Coalition MPs disagree on anti-IS tactics
FORMER defence minister Kevin Andrews has taken a swipe at the Turnbull government over its failure to accede to a US request for extra military help in Iraq and Syria.
Mr Andrews, who was replaced by Marise Payne as defence minister after Malcolm Turnbull rolled Tony Abbott at prime minister, told the ABC on Thursday that Senator Payne must have had information he did not have when he held the role.
He said if "the Americans made a reasonable request", Australia should have given it "the most favourable consideration".
Late last year, US Defence Secretary Ash Carter asked more than 40 countries to consider contributing to military efforts or expanding their existing contributions against the IS militant movement.
However, in a statement released by Sen Payne on Wednesday, she said the government had advised Mr Carter that Australia's "existing contributions" would continue.
Mr Andrews said that during talks with Australian military figures, it was made clear to him ground forces were needed to defeat IS.
Australia has about 400 troops in the region, mostly involved in air strikes and training of rebel ground forces.

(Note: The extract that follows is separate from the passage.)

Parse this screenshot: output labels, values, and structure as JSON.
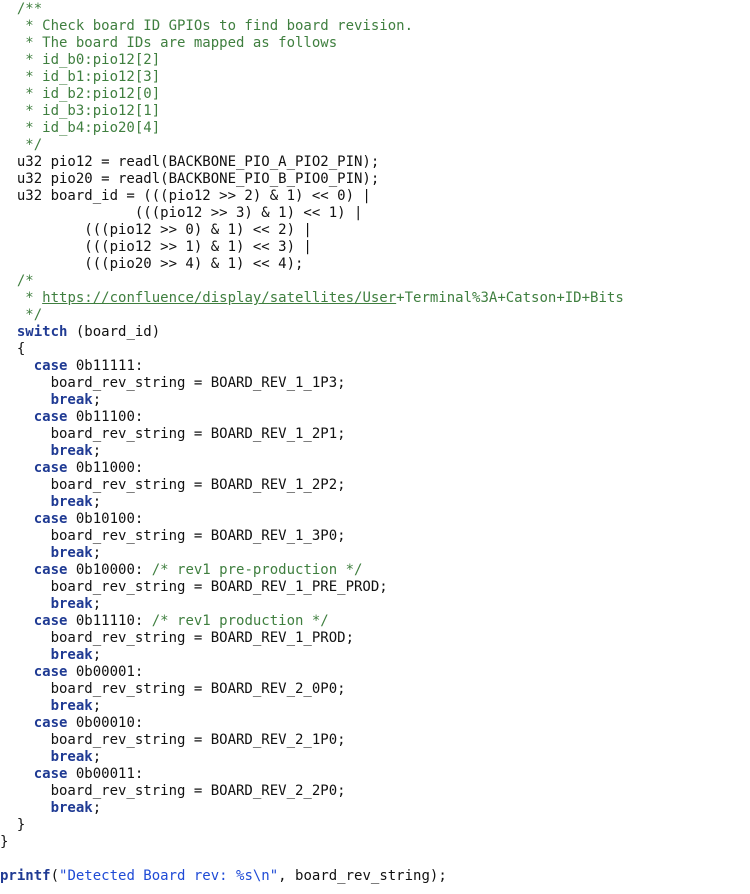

Several government frontbenchers have claimed Australia's contribution is second only to that of the US, but in the wake of last year's Paris terror attacks the French have contributed more air resources than Australia to combat IS.
The Greens backed Sen Payne's decision, with deputy leader Scott Ludlam saying it was the first time he could recall Australia knocking back such a request from the US.
The renewed debate follows Lowy Institute executive director Dr Michael Fullilove arguing in his Boyer Lecture late last year that Australia should not simply accept all military requests from America.
Dr Fullilove acknowledged a need for Australia, as a member of the "liberal international order", to sometimes act as its "bodyguard".
He also said the decision by the Howard government to engage in the second Iraq war was wrong and allies were "allowed to disagree".